7 mai 2013 | Alexandre Cadieux | Théâtre
Sans rien enlever au travail des interprètes principaux, c’est aux élans et aux émois du chœur que l’on s’attache.
Photo : Yves Renaud Sans rien enlever au travail des interprètes principaux, c’est aux élans et aux émois du chœur que l’on s’attache.

Le chant de Sainte Carmen de la Main

Texte : D’après Sainte Carmen de la Main de Michel Tremblay. Livret, paroles et mise en scène : René Richard Cyr. Musique : Daniel Bélanger. Une production de Spectra Musique et de B14 Productions présentée au Théâtre du Nouveau Monde jusqu’au 22 juin, suivie d’une tournée québécoise en 2014.

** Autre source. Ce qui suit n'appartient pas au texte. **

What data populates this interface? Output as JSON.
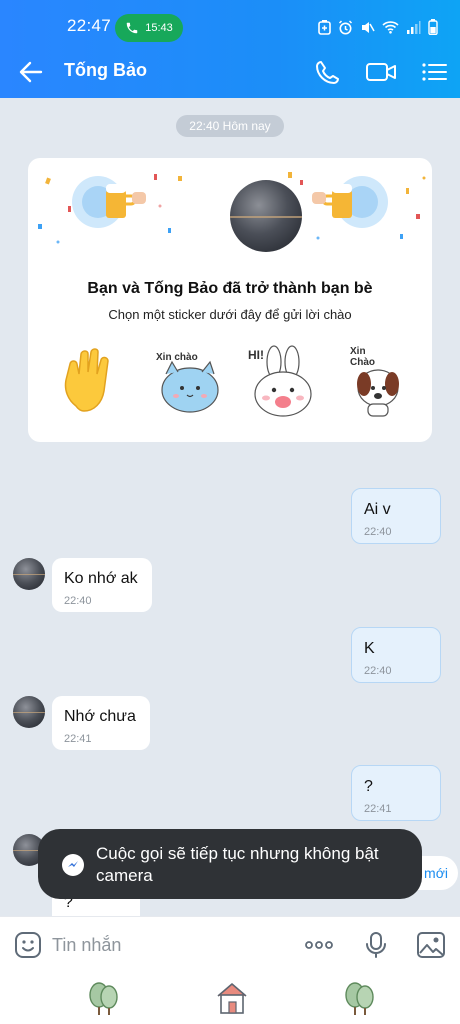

Sanctifiée par le peuple, crucifiée par le pouvoir, Carmen Brassard, fille de la rue Fabre, enfant de Marie-Louise et Léopold, soeur de la bigote Manon, aura commis le crime de croire au potentiel de l’art comme outil de transformation sociale. Si son royaume est un bar cheap du boulevard Saint-Laurent et ses apôtres les marginaux, prostituées et travestis qui le peuplent, si ses paraboles sont chantées sur des airs western, ce portrait de l’artiste en martyr prend les couleurs d’une cérémonie pop aux accents tragiques.

Belles-soeurs, première collaboration musicale entre le metteur en scène René Richard Cyr et le compositeur Daniel Bélanger sur une pièce de Michel Tremblay, était un party, festif bien qu’empoisonné. Le chant de sainte Carmen de la Main relève davantage de la messe, avec ses prières et ses méditations, ses récitatifs et ses hymnes, son prêche qui a le mérite de ne pas se faire trop ostentatoire.


Bélanger communie cette fois au gospel et au chant liturgique plutôt qu’à la soul, épice maîtresse de Belles-soeurs : moins de vers d’oreille ici, mais une force d’élévation, encore un peu engoncée vocalement en cette première semaine sur la scène du Théâtre du Nouveau Monde.


Mal reçue à sa création en 1976, l’oeuvre originale de Tremblay en impose davantage par sa forme tragique que par sa force dramatique. Ainsi, dans sa version théâtre musical, peu de réels échanges entre les personnages sinon les affrontements entre Carmen (Maude Guérin) et son patron-amant Maurice (Normand D’Amour), notamment ce pivot crucial en forme d’ultimatum : contente-toi des bluettes qui incitent les clients à boire, ou gare à toi. Outre quelques monologues - fulgurante France Castel, taillée sur mesure pour jouer Gloria l’ex-gloire locale -, le spectacle fait surtout se succéder les grands chants d’amour et de pure dévotion.


Dès lors, et ce, sans rien enlever au travail du quintette d’interprètes principaux complété par Évelyne Gélinas et Benoît McGinnis, c’est aux élans et aux émois du choeur que l’on s’attarde et s’attache. Moins divisée en sous-clans que dans la pièce originale, moins mesquine qu’ailleurs chez Tremblay, la faune bigarrée de la Main, à l’étroit dans une scénographie à mi-chemin entre le bar et le studio, n’en offre pas moins les meilleurs moments de la représentation, comme cette « Chanson d’amour endormie dans une taverne », grande scène de reconnaissance stupéfiée de soi-même dans la chanson-miroir tendue par Carmen.


La lecture plus spectaculaire que politique ou critique que propose Cyr atteindra sans doute sa pleine efficacité au fil des représentations, le tout sonnant encore relativement sage. Si Le chant de sainte Carmen de la Main demeure plus susceptible d’émouvoir que d’agiter, il n’en pose pas moins d’indémodables questions sur le potentiel de l’individu à inspirer l’action collective et sur les mécanismes de violence et de désinformation dont peuvent user les autorités en place pour maintenir le statu quo.